The Colonel, waiting for sleep, thought contentedly that he had no need to worry about Lally’s future; Aderik would take care of it. He drifted off gently and died peacefully as he slept.
Somehow or other Eulalia got through the next few days. There was a great deal to do—not least the nephew to notify. There were no other family but old friends had to be told, notices printed in The Times and Telegraph, the bank manager, his solicitor informed, arrangements for the funeral made. The nephew arrived after two days, a middle-aged kindly man who needed to be housed and fed.
There was no question of Eulalia leaving the house until she had made her own arrangements, he told her. He had a wife and four children who would be coming to England shortly but the house was large enough—he had no intention of turning her out of her home. She thanked him, liking him for his concern, and listened politely to his plans. He was an artist of some repute and was delighted to return to London; the house was large enough to house his family in comfort, and there were attics which could be turned into a studio.
His wife and children arrived in time for the funeral so that Eulalia, opening rooms again, getting ready for their arrival, had little time to grieve. After the funeral he would return to sort out his affairs but his wife and children would remain.

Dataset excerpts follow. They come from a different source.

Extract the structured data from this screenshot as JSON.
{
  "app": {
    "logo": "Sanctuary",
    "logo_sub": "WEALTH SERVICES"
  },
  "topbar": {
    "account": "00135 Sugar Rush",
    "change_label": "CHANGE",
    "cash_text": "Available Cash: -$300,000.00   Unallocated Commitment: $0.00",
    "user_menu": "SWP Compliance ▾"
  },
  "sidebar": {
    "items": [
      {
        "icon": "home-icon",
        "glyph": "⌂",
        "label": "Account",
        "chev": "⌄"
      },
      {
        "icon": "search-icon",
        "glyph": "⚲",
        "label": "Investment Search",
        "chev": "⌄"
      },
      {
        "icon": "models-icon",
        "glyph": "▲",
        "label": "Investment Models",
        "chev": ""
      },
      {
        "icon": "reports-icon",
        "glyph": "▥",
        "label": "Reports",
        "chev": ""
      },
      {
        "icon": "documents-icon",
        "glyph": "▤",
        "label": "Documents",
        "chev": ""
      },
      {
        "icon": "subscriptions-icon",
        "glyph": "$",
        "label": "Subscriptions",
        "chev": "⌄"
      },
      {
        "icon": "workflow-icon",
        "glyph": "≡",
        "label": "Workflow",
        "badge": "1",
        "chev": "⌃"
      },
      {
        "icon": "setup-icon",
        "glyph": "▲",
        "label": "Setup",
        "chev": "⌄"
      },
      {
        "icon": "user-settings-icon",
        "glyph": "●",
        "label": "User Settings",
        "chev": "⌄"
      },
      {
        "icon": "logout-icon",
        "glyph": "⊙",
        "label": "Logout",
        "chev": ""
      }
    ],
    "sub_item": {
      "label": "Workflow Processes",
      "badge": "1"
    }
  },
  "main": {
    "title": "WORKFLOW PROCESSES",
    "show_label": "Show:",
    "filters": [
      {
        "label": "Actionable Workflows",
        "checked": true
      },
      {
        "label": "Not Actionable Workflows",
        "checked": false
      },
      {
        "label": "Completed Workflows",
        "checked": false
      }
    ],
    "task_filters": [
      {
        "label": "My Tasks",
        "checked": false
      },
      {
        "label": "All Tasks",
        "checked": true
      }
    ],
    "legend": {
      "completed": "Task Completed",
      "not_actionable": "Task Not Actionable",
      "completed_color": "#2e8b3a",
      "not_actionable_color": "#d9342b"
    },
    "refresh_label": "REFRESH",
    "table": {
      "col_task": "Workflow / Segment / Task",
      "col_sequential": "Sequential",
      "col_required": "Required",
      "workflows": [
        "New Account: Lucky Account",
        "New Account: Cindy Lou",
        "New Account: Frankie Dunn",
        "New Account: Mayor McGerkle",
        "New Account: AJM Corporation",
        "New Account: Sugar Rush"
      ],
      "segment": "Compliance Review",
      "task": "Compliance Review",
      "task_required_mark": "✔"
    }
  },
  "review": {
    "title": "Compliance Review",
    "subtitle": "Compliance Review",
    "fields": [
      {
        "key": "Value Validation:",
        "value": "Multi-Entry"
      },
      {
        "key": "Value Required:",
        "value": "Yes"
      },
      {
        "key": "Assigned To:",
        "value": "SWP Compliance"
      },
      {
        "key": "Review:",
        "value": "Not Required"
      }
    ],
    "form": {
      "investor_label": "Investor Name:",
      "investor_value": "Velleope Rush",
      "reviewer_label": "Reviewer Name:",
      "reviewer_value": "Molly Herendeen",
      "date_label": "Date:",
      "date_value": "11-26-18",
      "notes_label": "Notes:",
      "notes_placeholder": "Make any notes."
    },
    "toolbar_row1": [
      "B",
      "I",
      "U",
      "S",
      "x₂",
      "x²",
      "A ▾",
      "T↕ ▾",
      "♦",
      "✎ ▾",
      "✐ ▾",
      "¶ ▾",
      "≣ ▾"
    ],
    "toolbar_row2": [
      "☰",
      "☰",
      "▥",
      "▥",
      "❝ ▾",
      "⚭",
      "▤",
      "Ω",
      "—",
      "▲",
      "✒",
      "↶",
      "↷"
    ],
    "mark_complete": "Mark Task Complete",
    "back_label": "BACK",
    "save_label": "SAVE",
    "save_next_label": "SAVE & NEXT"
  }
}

Tom and Pam couldn’t have been kinder to her, and the children, although circumstances had subdued them, brought the house alive. Somehow, the funeral which she had been dreading turned into a dignified and serene occasion, with the Colonel’s old friends gathered there, making themselves known to Tom and Pam, shaking Eulalia by the hand, asking about her job, telling her in their elderly voices that she was a pretty girl and wasn’t it time she married.
However, there were still the nights to get through; there was time to grieve then and wonder what the future held for her. She would have to leave the house, of course, despite Pam’s kind insistence that she could stay as long as she wanted to. But at least Jane’s future was safe; she was to remain as housekeeper.